The special meeting centered on Resolution 2026-28, a Fiscal Year 2026 budget amendment. In the city’s adopted supplemental budget, officials said the adjustments for the second year of the fiscal biennium were “modest” and driven largely by inflationary increases in the cost of doing business. The city’s budget pages said the supplemental budget was available for public review, and residents with questions or feedback were directed to Interim City Manager Todd Feezer or Administrative Services Director Jennifer Wade. For residents, that matters because even small midyear changes can shape how city services, projects and capital needs are funded through June 30, 2026.

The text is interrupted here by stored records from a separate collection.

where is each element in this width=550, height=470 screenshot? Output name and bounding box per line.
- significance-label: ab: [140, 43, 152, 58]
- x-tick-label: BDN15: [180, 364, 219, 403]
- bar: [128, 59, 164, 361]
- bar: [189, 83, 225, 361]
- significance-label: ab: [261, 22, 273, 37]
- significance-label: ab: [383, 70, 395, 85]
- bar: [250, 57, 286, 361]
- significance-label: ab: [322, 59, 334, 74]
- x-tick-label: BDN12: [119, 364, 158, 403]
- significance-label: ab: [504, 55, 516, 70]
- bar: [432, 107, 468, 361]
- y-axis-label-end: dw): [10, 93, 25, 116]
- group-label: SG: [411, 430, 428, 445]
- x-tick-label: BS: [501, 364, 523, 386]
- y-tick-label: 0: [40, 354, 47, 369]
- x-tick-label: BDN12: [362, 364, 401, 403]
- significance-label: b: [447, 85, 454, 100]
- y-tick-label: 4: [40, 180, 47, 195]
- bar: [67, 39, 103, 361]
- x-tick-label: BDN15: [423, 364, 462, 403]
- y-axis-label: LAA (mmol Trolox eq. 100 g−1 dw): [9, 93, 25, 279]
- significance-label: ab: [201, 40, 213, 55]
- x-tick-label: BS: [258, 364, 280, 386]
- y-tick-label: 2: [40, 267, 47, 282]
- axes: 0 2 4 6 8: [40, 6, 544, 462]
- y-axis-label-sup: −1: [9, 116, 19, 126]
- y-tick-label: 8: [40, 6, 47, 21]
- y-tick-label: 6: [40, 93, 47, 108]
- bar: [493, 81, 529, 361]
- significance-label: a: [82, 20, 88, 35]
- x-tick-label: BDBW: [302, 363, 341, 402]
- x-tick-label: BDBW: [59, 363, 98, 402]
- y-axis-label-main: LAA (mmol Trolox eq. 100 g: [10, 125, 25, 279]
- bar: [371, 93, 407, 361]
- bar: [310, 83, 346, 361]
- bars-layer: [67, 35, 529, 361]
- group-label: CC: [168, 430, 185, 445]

The work session agenda pointed to three issues with broader public impact. The Nedlog Property update came after months of preparation inside city government. A November 2024 list of future work session topics identified EPA and DEQ remediation of the property as a formal-action item to be handled with the Albany County Board of Commissioners after the U.S. Environmental Protection Agency developed a work plan. In August 2025, Environmental Advisory Committee minutes said members wanted to examine the property because of remediation efforts and building contamination, and suggested bringing in a Wyoming Department of Environmental Quality representative. By February 2026, meeting minutes said the EPA would provide a presentation on the property to council in April.

Parking was the other issue likely to draw close attention from anyone living near campus or trying to find a place to park downtown. Earlier council background materials said the Laramie Police Department would update council on parking enforcement efforts and recommend changes to improve compliance and ease resident concerns. The city also posted a request for qualifications in spring 2025 for powered on-street parking enforcement solutions, including software. Laramie’s residential parking district ordinance, adopted as Ordinance 1142 in 1994, still gives residents near the University of Wyoming campus a way to form permitted parking districts.

Water planning rounded out the work session with a question that reaches far beyond one meeting. The city says its water system relies on the Big Laramie River and well fields completed in the Casper Aquifer, with the Laramie River described as the largest single source of water. The briefing was framed around where the city stands, what remains unknown and what comes next, underscoring that council was dealing with immediate budget work while also looking ahead to the city’s long-term supply and growth pressures.